Today, he says, ESA is evolving partly in response to this UK vision – it is less a technical agency, and more about services and value. Parker also sees UK influences in the priorities of the Canadian and Japanese space agencies.

The UKSA’s influence on Japan’s JAXA is notable, he says, because while that agency has a much larger budget, much of its money is tied up with launchers and hardware.

UKSA, meanwhile, is driven by “end-goals” – and everything UKSA does, it does in partnership. It lacks choice in that regard, however, as the agency has just 60 employees – to be increased to 70 “soon”.

Moreover, Parker stresses, UKSA is “rather selective in where we spend our money”. Of the agency’s £308 million budget for 2013-2014 – rising to nearly £314 million for 2014-2015 – the lion’s share is spent through ESA. UKSA is the top contributor to ESA’s telecommunications budget – the ground support and data services hosted at Harwell are substantial – and to its robotic exploration budget. The UK agency is also the number-two contributor to ESA’s space science and Earth observation budgets. UKSA also makes “some discretionary contribution” to the ISS budget.

These priorities all match the UK’s space strengths in industry and academic research. For example, UK robotics and software engineers – working principally through Airbus Defence & Space at Stevenage – are leading development of the Mars rover ESA will launch in 2018.

Meanwhile, Surrey Satellite Technology (SSTL) is probably the world’s leading maker of satellites – at least in unit terms – and a pioneer in small satellites for Earth observation.

UKSA’s contribution to ESA’s launchers budget, however, is zero. Parker does not see that changing – there are many good launchers flying, so it makes no sense to spend “precious pounds” on new rockets. However, access to space is a more complicated issue, and here the agency is a central player in the UK’s evolving relationship with space technology.

For example, Parker wonders if SSTL’s business is held back by a lack of low-cost access to space? While he does not know the answer, he says UKSA is looking at both this problem and the broader question of small launchers. As for whether or not rockets could be launched from the UK – the Russians launch to polar orbits from inside the Arctic Circle, so technically it is certainly possible – that has not been ruled out.

“The interesting point for the UK space industry is that we’re talking about these issues, where 10 years ago we wouldn’t,” he adds.

Where the UK space sector will be in another 10 years obviously remains to be seen, but the government’s – and UKSA’s – strategic vision is ambitious. Expectations are that the UK’s share of the global space economy will rise from the 6.5% that prevailed when the agency was established in 2010, to 10% by 2030. Such growth would translate into a UK sector with £40 billion annual revenue and the creation of 100,000 new jobs.

By 2020, this so-called Space Growth Action Plan looks to have the UK’s share up to 8%, with turnover of £19 billion at today’s currency rates.
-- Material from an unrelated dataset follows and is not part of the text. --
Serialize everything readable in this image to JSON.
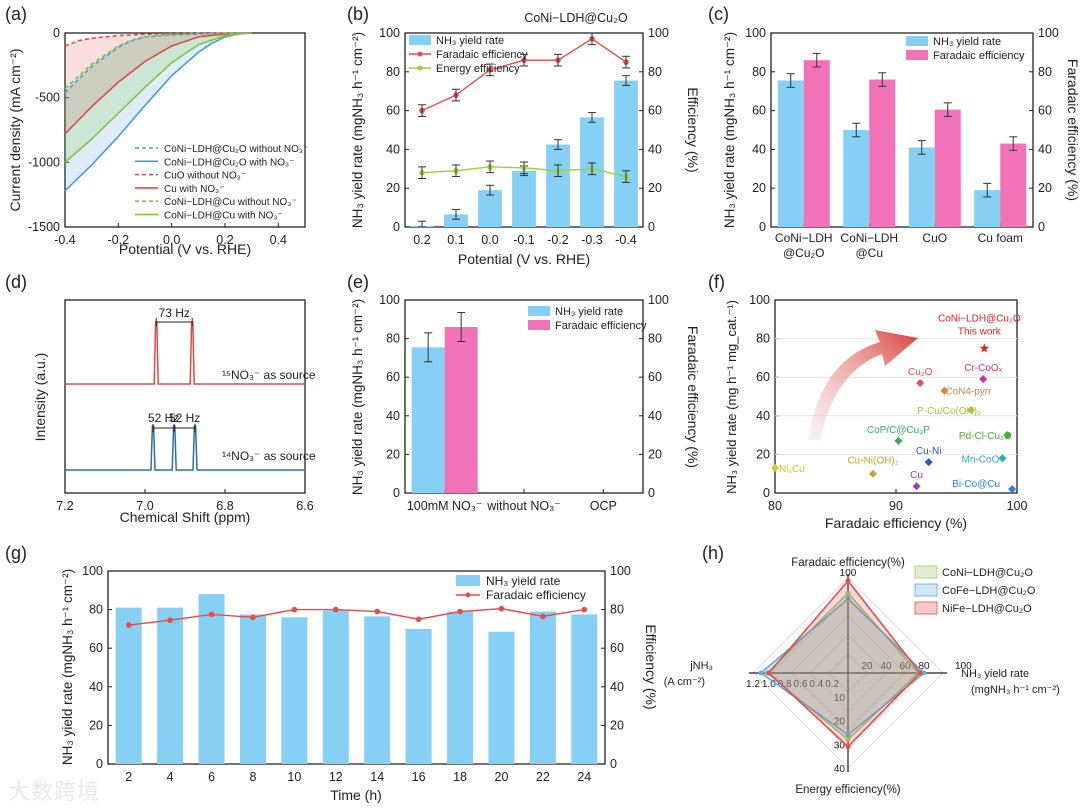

To get there, Parker’s focus over the next five years is, above all, to “stay on track”. That means sustaining development at Harwell, maintaining leadership positions on ESA’s Copernicus Earth observation and Galileo satellite navigation programmes, encouraging more overseas space companies to invest in the UK and to encourage more UK space business exports.

All these goals look achievable – for the moment at least – given government bullishness about space, which sits comfortably inside its broader aerospace industrial strategy. As Parker points out, there are clear reasons why UK-based space companies are thriving.

Some of those reasons are not space-specific, including instead a healthy economic environment and the fact that UK universities produce quality, highly skilled graduates.

Amplifying those underlying qualities are the existence of a long-term space sector plan, enthusiastic support for ESA, the excellent infrastructure at Harwell and a “positive regulatory environment” that makes the UK an attractive place to license and operate satellites.

Meanwhile, Parker is quick to point to the “exciting opportunity to inspire and inform” that is Tim Peake’s upcoming mission.

Whether appealing to a nascent generation of scientists, or to politicians, regulators and entrepreneurs, there is surely no substitute for a sprinkling of stardust.